初心者の登山シーズンはいつからいつまで? 体力のない人間が考える登山の適齢期

登山はいつからいつまで?雪山登山は注意 登山

登山のシーズンはいつからいつまでなのでしょうか。おそらく、登山経験の深い先輩方だと年中登り時なのかもしれません。しかし、体力がなく、技術も経験も乏しい人間にとっては、登山の時期は限られます。軽登山歴を積み重ねてきた体力のない私の視点から、初心者が行くべき登山のシーズンについて、お伝えしたいと思います。

富士山の場合

誰もが憧れる富士山。富士山の場合は、2019年は7月1日から9月10日が山開きでした。例年、7月上旬から9月上旬までが登山シーズンとなるようです。

参照:5合目から頂上までの登山道開通期間

富士登山における安全確保のためのガイドライン (主に夏山期間以外における注意事項)」によれば、 「夏山期間以外の時期は、充分な技術・経験・知識としっかりとした装備・計画を持った者の登山は妨げるものではない」としながらも、リスクが伴うためおすすめしていません。初心者には夏に限った登山がよさそうです。

日本アルプスの主要な山の場合

「萩原編集長の山塾」(山と渓谷社)によれば、「日本アルプスの主要な山は7月下旬から9月下旬までがベストシーズン。それ以外は雪に対する備えが必要」とのこと。

つまり、標高が高い山に登るなら、ベストシーズンは7月から9月までの3ヶ月間しかないのです。そりゃ、混みますよね。

ほぼ1年中登れるのはほんの一部の山

百名山のなかでも、ほぼ一年中行けるところもあります。もちろん天気やコンディションによりますので100%ではありませんが、しっかり防寒対策ができていれば、初心者でも行くことは可能です。
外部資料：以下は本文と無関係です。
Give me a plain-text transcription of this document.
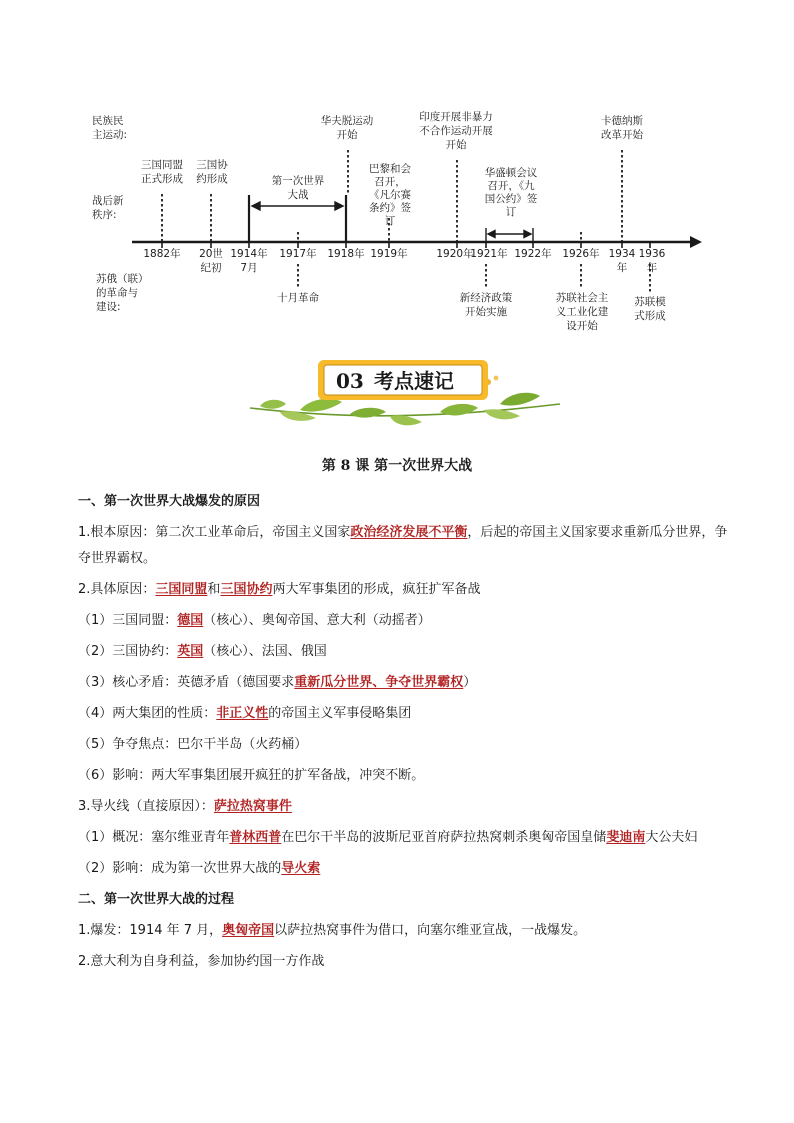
民族民主运动:
战后新秩序:
苏俄（联）的革命与建设:
华夫脱运动开始
印度开展非暴力不合作运动开展开始
卡德纳斯改革开始
三国同盟正式形成
三国协约形成	第一次世界大战
巴黎和会召开，《凡尔赛条约》签订
华盛顿会议召开，《九国公约》签订
1882年 20世纪初
1914年 7月
1917年 1918年 1919年	1920年
1921年 1922年 1926年 1934 年
1936 年
十月革命	新经济政策开始实施
苏联社会主义工业化建设开始
苏联模式形成
03 考点速记
第 8 课 第一次世界大战
一、第一次世界大战爆发的原因
1.根本原因：第二次工业革命后，帝国主义国家政治经济发展不平衡，后起的帝国主义国家要求重新瓜分世界，争夺世界霸权。
2.具体原因：三国同盟和三国协约两大军事集团的形成，疯狂扩军备战
（1）三国同盟：德国（核心）、奥匈帝国、意大利（动摇者）
（2）三国协约：英国（核心）、法国、俄国
（3）核心矛盾：英德矛盾（德国要求重新瓜分世界、争夺世界霸权）
（4）两大集团的性质：非正义性的帝国主义军事侵略集团
（5）争夺焦点：巴尔干半岛（火药桶）
（6）影响：两大军事集团展开疯狂的扩军备战，冲突不断。
3.导火线（直接原因）：萨拉热窝事件
（1）概况：塞尔维亚青年普林西普在巴尔干半岛的波斯尼亚首府萨拉热窝刺杀奥匈帝国皇储斐迪南大公夫妇
（2）影响：成为第一次世界大战的导火索
二、第一次世界大战的过程
1.爆发：1914 年 7 月，奥匈帝国以萨拉热窝事件为借口，向塞尔维亚宣战，一战爆发。
2.意大利为自身利益，参加协约国一方作战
例をあげると鹿児島県「開聞岳」(922m)、「筑波山」(877m)などの1,000m未満の標高の低い山となります。

ほかにも、年中リフトやケーブルカーが動いている「高尾山」「御岳山」なども、候補として考えてみてもいいかもしれません。

しかし、このようなケースはかなり稀です。ほとんどの山では、冬は登山に適していません。

私が目安にしているのは、4月から11月までです。1,000m未満から1,500m(もしくはケーブルカーで2,000m強)の山しか登りませんが、シーズン中しか行かないことがほとんどです。初心者の方は4月から11月までを一定の目安にしていただけたらと思います。

雪に対して備えて登るかどうか

葛藤ネコ
葛藤

結局は、雪に備えて登るかどうかが判断軸になります。装備や技術があり、備えて登れるならば、時期は一気に広がりますが、そうでなければ期間は限られるということです。

私は初心者は雪が降る時期に登らないほうがいいと思います。無理はせず、残雪がなさそうな時期に行くことをおすすめします。諸々揃えると、冬は特に装備にお金がかかります。技術も体力も必要です。だから、あえて冬に頑張らなくてもいいじゃないかと思うわけです。

もしかしたら山頂は雪が残っているかも、という山の場合は、お守り代わりに軽アイゼンがあると安心です。必ず持っていくようにしましょう。雪が残っていなくても、登山道が凍結していることはあります。しかしこの軽アイゼン、結構重いです。全然軽じゃない

軽アイゼンは重いですし、スノーシューをつけて歩いたこともありますが、まあつらいです。体力が普段よりもあっという間に削られます。

逆に夏に向かない山もある

一方で、夏ならどこでもいいわけではありません。むしろ夏に向かない山もあります。

低山は夏暑いです。せめて木が生い茂った山であればいいのですが、何も防ぐものがない低山は地獄です。真夏に鎌倉アルプス(天園ハイキングコース)に行ったときは、めちゃめちゃきつかった記憶があります。木陰がありそうか、涼める場所があるか、事前に確認をしてみてください。

夏は標高が高めの山だと、一気に涼しくなります。夏こそロープウェイで一気にあがれる山がおすすめです。森林限界の標高の高い山の場合、急に気温が一桁になったり、寒くなることがあります。夏とはいっても防寒着も必ず持っていくようにしたいところです。

山ごとに確認を。おすすめの確認方法

一番手っ取り早いのは、直近に登った人の写真を見ることです。YAMAPなどの活動日記で目当ての山に登った人の写真を見てみたり、ブログの登山日記をのぞいてみましょう。先の予定なら、1年前のものを参考にするといいと思います。

著名な山の場合は、頂上のライブカメラで様子が見られたり、Twitterで広報の方が天候や登山道の状態を共有してくれることもあります。他の人の発信から状況を知り、いざというときの準備をして、山に臨んでください。